それは、アダムとエバがエデンの園の善悪を知る木の実を食べた結果、死が人間に入ってきたのですが、食べることによって善悪を知る者となったからです。善悪を知る者になって善を行うことをすればいいのですが、それがなかなかできないのが人間であります。悪いと知りつつしてしまうのが、人間であります。神はそのことを恐れました。また二人が命の木から実を取って食べて、永遠に生きる者となる
ことも恐れました。悪いことを多く行う人間が命の木から取って食べることで永遠に生きる者になるならば、平和なエデンの園が破壊されるのは、時間の問題です。神はそのことを恐れたのです。
破壊される前に神はアダムとエバを楽園から追放したのでした。
追放された二人は自由意志を剥奪されず、持ち続けます。その後の人間も神に逆らう方向で自由意志を行使することが多く、世の中が乱れます。そしてその延長線上に今日の世界の現状があります。
神の平和はなかなか到来しません。神に逆らう方向で自由意志を行使することで様々な憎悪の関係が、争いが、敵意、差別がこれまで生まれてきました。人間はそれらを未だ克服していません。
アダムとエバが責任を他者に転嫁することで生まれた溝や壁は今日においても克服されていません。
私たちはどうしたら克服できるのでしょうか。それは一重に主の十字架にあります。
人間の罪の歴史がたどり着いた先に主の十字架が立っています。この十字架を通ることなしには、私たちには神の平和は訪れません。主の十字架を前にして、私たちは今まで犯した罪を悔い改め、罪を贖われて、新たに出発するしかないのです。私たちは主の十字架に従う自由も、従わない自由ももっていますが、一体どちらに自由を行使するのでしょうか。人類の未来は、主イエスに従う自由を行使することにかかっているのです。

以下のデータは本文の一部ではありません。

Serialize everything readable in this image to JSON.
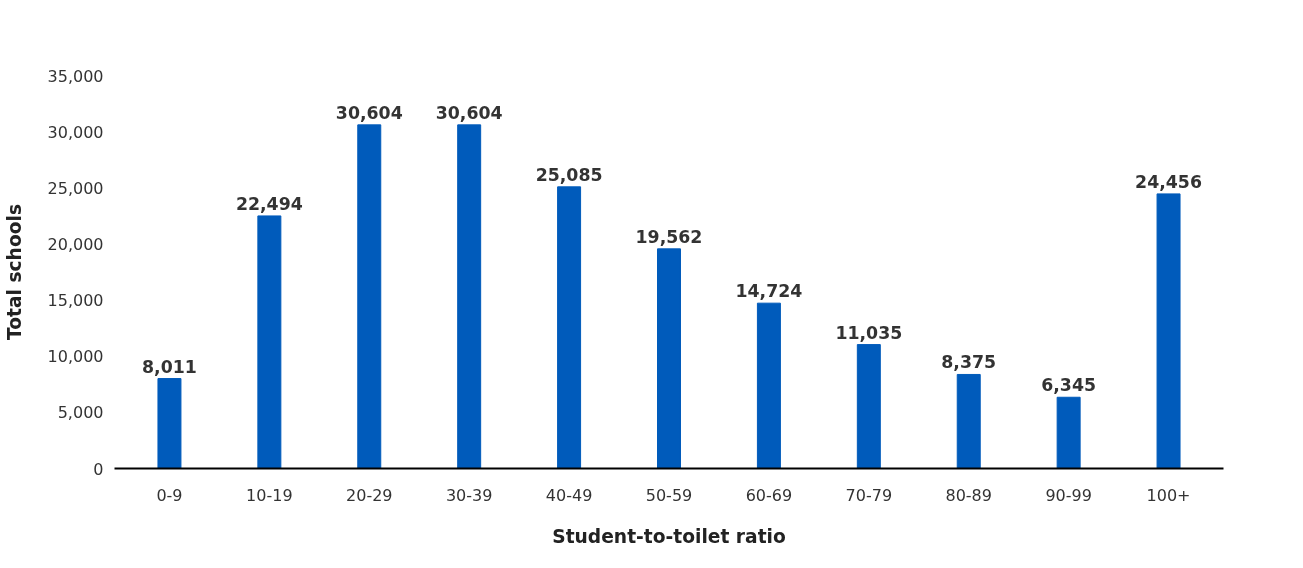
{
  "chart_data": {
    "type": "bar",
    "xlabel": "Student-to-toilet ratio",
    "ylabel": "Total schools",
    "categories": [
      "0-9",
      "10-19",
      "20-29",
      "30-39",
      "40-49",
      "50-59",
      "60-69",
      "70-79",
      "80-89",
      "90-99",
      "100+"
    ],
    "values": [
      8011,
      22494,
      30604,
      30604,
      25085,
      19562,
      14724,
      11035,
      8375,
      6345,
      24456
    ],
    "color": "#005bbb",
    "ylim": [
      0,
      35000
    ],
    "yticks": [
      {
        "value": 0,
        "label": "0"
      },
      {
        "value": 5000,
        "label": "5,000"
      },
      {
        "value": 10000,
        "label": "10,000"
      },
      {
        "value": 15000,
        "label": "15,000"
      },
      {
        "value": 20000,
        "label": "20,000"
      },
      {
        "value": 25000,
        "label": "25,000"
      },
      {
        "value": 30000,
        "label": "30,000"
      },
      {
        "value": 35000,
        "label": "35,000"
      }
    ],
    "value_labels": [
      "8,011",
      "22,494",
      "30,604",
      "30,604",
      "25,085",
      "19,562",
      "14,724",
      "11,035",
      "8,375",
      "6,345",
      "24,456"
    ],
    "grid": false
  }
}
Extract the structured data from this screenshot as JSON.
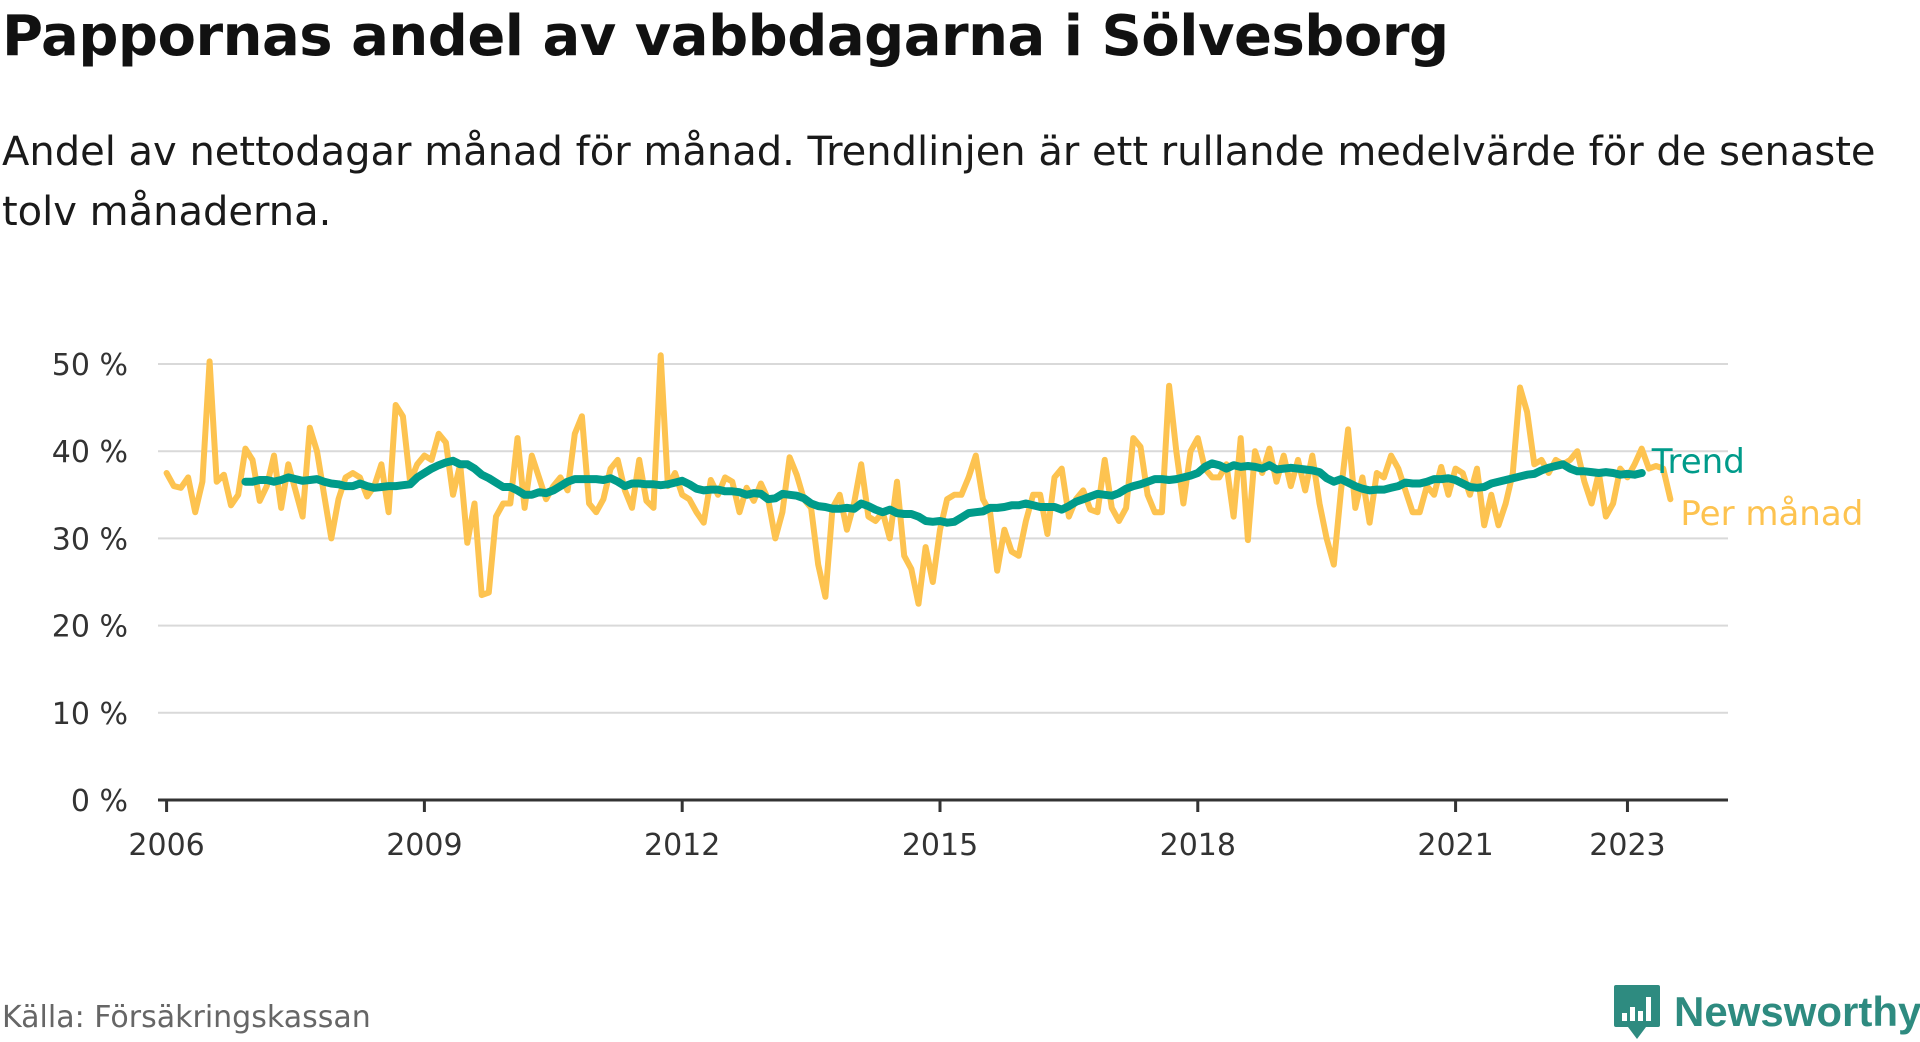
{
  "title": "Pappornas andel av vabbdagarna i Sölvesborg",
  "subtitle": "Andel av nettodagar månad för månad. Trendlinjen är ett rullande medelvärde för de senaste tolv månaderna.",
  "source": "Källa: Försäkringskassan",
  "brand": "Newsworthy",
  "colors": {
    "monthly": "#fdc350",
    "trend": "#009b8a",
    "grid": "#d9d9d9",
    "axis": "#333333",
    "brand": "#2e8b80"
  },
  "chart_data": {
    "type": "line",
    "title": "Pappornas andel av vabbdagarna i Sölvesborg",
    "xlabel": "",
    "ylabel": "",
    "ylim": [
      0,
      50
    ],
    "xlim": [
      2005.9,
      2024.17
    ],
    "y_ticks": [
      0,
      10,
      20,
      30,
      40,
      50
    ],
    "y_tick_labels": [
      "0 %",
      "10 %",
      "20 %",
      "30 %",
      "40 %",
      "50 %"
    ],
    "x_ticks": [
      2006,
      2009,
      2012,
      2015,
      2018,
      2021,
      2023
    ],
    "x_tick_labels": [
      "2006",
      "2009",
      "2012",
      "2015",
      "2018",
      "2021",
      "2023"
    ],
    "start": 2006.0,
    "step": 0.08333,
    "series": [
      {
        "name": "Per månad",
        "values": [
          37.5,
          36,
          35.8,
          37,
          33,
          36.5,
          50.3,
          36.5,
          37.3,
          33.8,
          35,
          40.3,
          39,
          34.3,
          36,
          39.5,
          33.5,
          38.5,
          35.5,
          32.5,
          42.7,
          40,
          35,
          30,
          34.5,
          37,
          37.5,
          37,
          34.8,
          36,
          38.5,
          33,
          45.3,
          44,
          36.5,
          38.5,
          39.5,
          39,
          42,
          41,
          35,
          38.5,
          29.5,
          34,
          23.5,
          23.8,
          32.5,
          34,
          34,
          41.5,
          33.5,
          39.5,
          37,
          34.5,
          36,
          37,
          35.5,
          42,
          44,
          34,
          33,
          34.5,
          38,
          39,
          35.5,
          33.5,
          39,
          34.3,
          33.5,
          51,
          36,
          37.5,
          35,
          34.5,
          33,
          31.8,
          36.7,
          35,
          37,
          36.5,
          33,
          35.8,
          34.3,
          36.3,
          34.5,
          30,
          33,
          39.3,
          37.3,
          34.5,
          33.5,
          27,
          23.3,
          33.5,
          35,
          31,
          34,
          38.5,
          32.5,
          32,
          33,
          30,
          36.5,
          28,
          26.5,
          22.5,
          29,
          25,
          31,
          34.5,
          35,
          35,
          37,
          39.5,
          34.5,
          33,
          26.3,
          31,
          28.5,
          28,
          32,
          35,
          35,
          30.5,
          37,
          38,
          32.5,
          34.5,
          35.5,
          33.3,
          33,
          39,
          33.5,
          32,
          33.5,
          41.5,
          40.5,
          35,
          33,
          33,
          47.5,
          40,
          34,
          40,
          41.5,
          38,
          37,
          37,
          38.5,
          32.5,
          41.5,
          29.8,
          40,
          37.5,
          40.3,
          36.5,
          39.5,
          36,
          39,
          35.5,
          39.5,
          34,
          30,
          27,
          35.5,
          42.5,
          33.5,
          37,
          31.8,
          37.5,
          37,
          39.5,
          38,
          35.5,
          33,
          33,
          36,
          35,
          38.2,
          35,
          38,
          37.5,
          35,
          38,
          31.5,
          35,
          31.5,
          34,
          37.5,
          47.3,
          44.5,
          38.5,
          39,
          37.5,
          39,
          38.5,
          39,
          40,
          36.5,
          34,
          37.5,
          32.5,
          34,
          38,
          37,
          38.5,
          40.3,
          38,
          38.3,
          38,
          34.5
        ]
      },
      {
        "name": "Trend",
        "start": 2006.917,
        "values": [
          36.5,
          36.5,
          36.7,
          36.7,
          36.5,
          36.7,
          37,
          36.8,
          36.6,
          36.7,
          36.8,
          36.5,
          36.3,
          36.2,
          36,
          36,
          36.3,
          36,
          35.8,
          35.9,
          36,
          36,
          36.1,
          36.2,
          37,
          37.5,
          38,
          38.4,
          38.7,
          38.9,
          38.5,
          38.5,
          38,
          37.3,
          36.9,
          36.4,
          35.9,
          35.9,
          35.5,
          35,
          35,
          35.3,
          35.2,
          35.5,
          36,
          36.5,
          36.8,
          36.8,
          36.8,
          36.8,
          36.7,
          36.9,
          36.5,
          36,
          36.3,
          36.3,
          36.2,
          36.2,
          36.1,
          36.2,
          36.4,
          36.6,
          36.2,
          35.7,
          35.5,
          35.6,
          35.6,
          35.4,
          35.4,
          35.3,
          35,
          35.2,
          35.1,
          34.5,
          34.6,
          35.1,
          35,
          34.9,
          34.6,
          34,
          33.7,
          33.6,
          33.4,
          33.4,
          33.5,
          33.4,
          34,
          33.7,
          33.3,
          33,
          33.3,
          32.9,
          32.8,
          32.8,
          32.5,
          32,
          31.9,
          32,
          31.8,
          31.9,
          32.4,
          32.9,
          33,
          33.1,
          33.5,
          33.5,
          33.6,
          33.8,
          33.8,
          34,
          33.8,
          33.6,
          33.6,
          33.6,
          33.3,
          33.7,
          34.2,
          34.5,
          34.8,
          35.1,
          35,
          34.9,
          35.2,
          35.7,
          36,
          36.2,
          36.5,
          36.8,
          36.8,
          36.7,
          36.8,
          37,
          37.2,
          37.5,
          38.2,
          38.6,
          38.4,
          38,
          38.4,
          38.2,
          38.3,
          38.2,
          38,
          38.4,
          37.9,
          38,
          38.1,
          38,
          37.9,
          37.8,
          37.6,
          36.9,
          36.5,
          36.8,
          36.4,
          36,
          35.7,
          35.5,
          35.6,
          35.6,
          35.8,
          36,
          36.4,
          36.3,
          36.3,
          36.5,
          36.8,
          36.8,
          36.9,
          36.7,
          36.3,
          35.9,
          35.8,
          35.9,
          36.3,
          36.5,
          36.7,
          36.9,
          37.1,
          37.3,
          37.4,
          37.8,
          38.1,
          38.3,
          38.5,
          38,
          37.7,
          37.7,
          37.6,
          37.5,
          37.6,
          37.5,
          37.3,
          37.4,
          37.3,
          37.5
        ]
      }
    ],
    "legend": [
      {
        "name": "Trend",
        "placement": "right-end"
      },
      {
        "name": "Per månad",
        "placement": "right-end"
      }
    ]
  }
}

2013年02月03日「あなたがたは光の子」渡辺敏雄牧師

聖書箇所:テサロニケの信徒への手紙一、5章1~11節

説教要旨:
今日の箇所にはキリストの再臨のことが言われています。
再臨のことはイエスご自身が言われていることでもあり、確実に来るのですが、そのときがいつかは誰も分からないのです。いつ来るか分からないから目を覚ましていることが大切になります。
でも生理的にたえず目を覚ましていることは実際には無理です。
ですからこの箇所では、霊的に目を覚ましていることが言われているとみてよいと思います。
霊的に目を覚ましているとは、「主と共に生きる」(10節)ことと置き換えてもいいかと思います。
主と共に生きるとき、私たちは確実に光の子であります。なぜなら光であるキリストが私たちの内に住むからです。もしキリストと共に生きることができないなら、私たちは闇の子となってしまいます。
なぜなら光であるキリストを内に宿すことができず、私たちの心の内は闇のままであるからです。
私たちはキリストが内に住むことによって光の子とされますが、その光の子にも悪魔は襲ってきます。私たちを闇へと誘います。その悪魔の攻撃、誘惑に打ち勝つために私たちは「信仰と愛を胸当てとして着け、救いの希望を兜としてかぶる」(8節)ことが大切です。
信仰とはキリストへの信頼、愛とはキリストの愛、救いの希望とは御国の希望です。
これらのものをいつも身に着けて歩むことで、悪魔の攻撃や誘惑から私たちは守られるのです。
守られるだけでなく、光の子として内から光を発し輝き続けることができるのです。
世の光として機能していくのです。